Trilobiti è la raccolta degli unici 12 racconti di un giovane scrittore americano morto suicida.
I protagonisti sono minatori, contadini, benzinai, gente che si arrangia come può: è il proletariato di un’America non lontana dalle grandi città moderne e vivaci, ma rinchiusa tra le montagne, per molti versi ancora arcaica; i personaggi sembrano bloccati in una sorta di incapacità di movimento, di mutazione, di evoluzione.
Quasi vivono con rassegnazione il loro destino immutabile: sono inselvatichiti, anzi selvatici , selvaggi e primordiali nelle azioni – la caccia, lo sventramento delle prede, la lotta, la violenza verbale nei pochi radi discorsi – o restano incastrati nel ricordo di qualcuno o di qualcosa, incatenati ad un momento del passato.
“Sento che la mia paura si allontana in cerchi concentrici attraverso il tempo, per un milione di anni”.
Trilobiti viventi.
Le notizie biografiche su Pancake, i lati ombrosi del suo carattere, il suicidio a 26 anni, sono tali che, inevitabilmente, attorno all’autore e al suo libro si sia costruito una sorta di culto.
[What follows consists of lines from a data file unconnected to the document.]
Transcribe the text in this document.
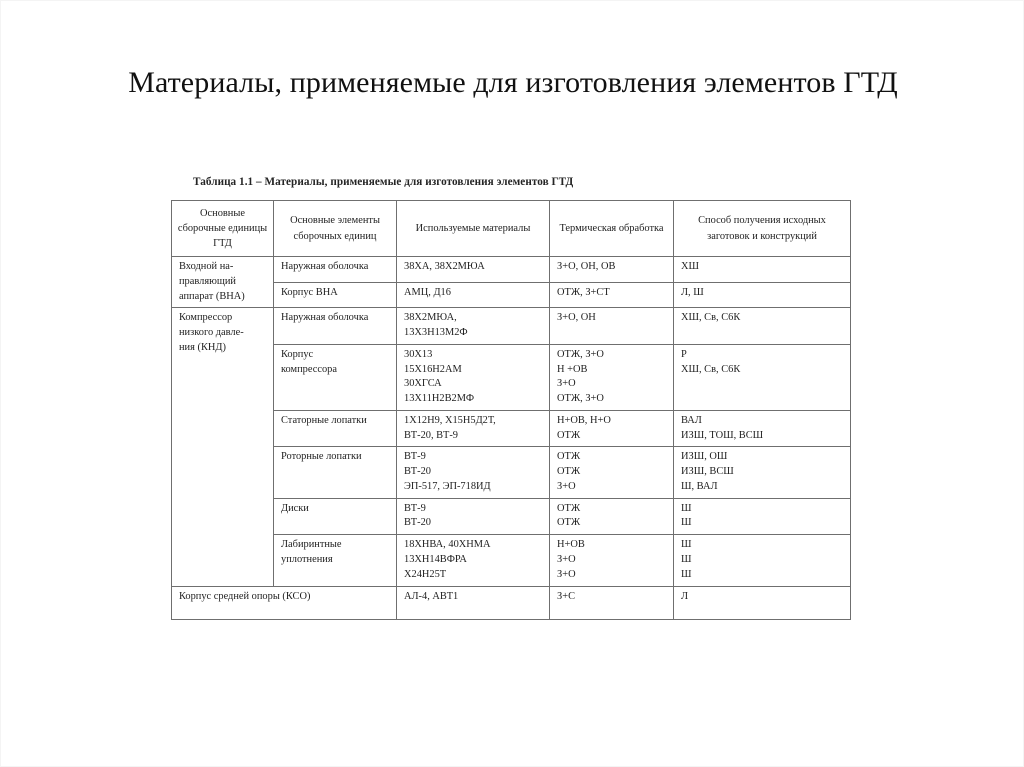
Материалы, применяемые для изготовления элементов ГТД
Таблица 1.1 – Материалы, применяемые для изготовления элементов ГТД
Основные сборочные единицы ГТД	Основные элементы сборочных единиц	Используемые материалы	Термическая обработка	Способ получения исходных заготовок и конструкций

Входной на-
правляющий
аппарат (ВНА)	Наружная оболочка	38ХА, 38Х2МЮА	З+О, ОН, ОВ	ХШ

	Корпус ВНА	АМЦ, Д16	ОТЖ, З+СТ	Л, Ш

Компрессор
низкого давле-
ния (КНД)	Наружная оболочка	38Х2МЮА,
13Х3Н13М2Ф	З+О, ОН	ХШ, Св, С6К

	Корпус
компрессора	30Х13
15Х16Н2АМ
30ХГСА
13Х11Н2В2МФ	ОТЖ, З+О
Н +ОВ
З+О
ОТЖ, З+О	Р
ХШ, Св, С6К

	Статорные лопатки	1Х12Н9, Х15Н5Д2Т,
ВТ-20, ВТ-9	Н+ОВ, Н+О
ОТЖ	ВАЛ
ИЗШ, ТОШ, ВСШ

	Роторные лопатки	ВТ-9
ВТ-20
ЭП-517, ЭП-718ИД	ОТЖ
ОТЖ
З+О	ИЗШ, ОШ
ИЗШ, ВСШ
Ш, ВАЛ

	Диски	ВТ-9
ВТ-20	ОТЖ
ОТЖ	Ш
Ш

	Лабиринтные
уплотнения	18ХНВА, 40ХНМА
13ХН14ВФРА
Х24Н25Т	Н+ОВ
З+О
З+О	Ш
Ш
Ш

Корпус средней опоры (КСО)		АЛ-4, АВТ1	З+С	Л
(il culto del rimpianto, il manifesto della disperazione)
A me, la verità, l’opera prima e unica di Pancake non sembra il capolavoro acclamato da molti.
Tra tutti, solo alcuni racconti mi sono piaciuti davvero – Una stanza per sempre, L’attaccabrighe, La mia salvezza.
Ho sentito l’odore di troppo acerbo, come sentieri appena tracciati: racconti di legno verde.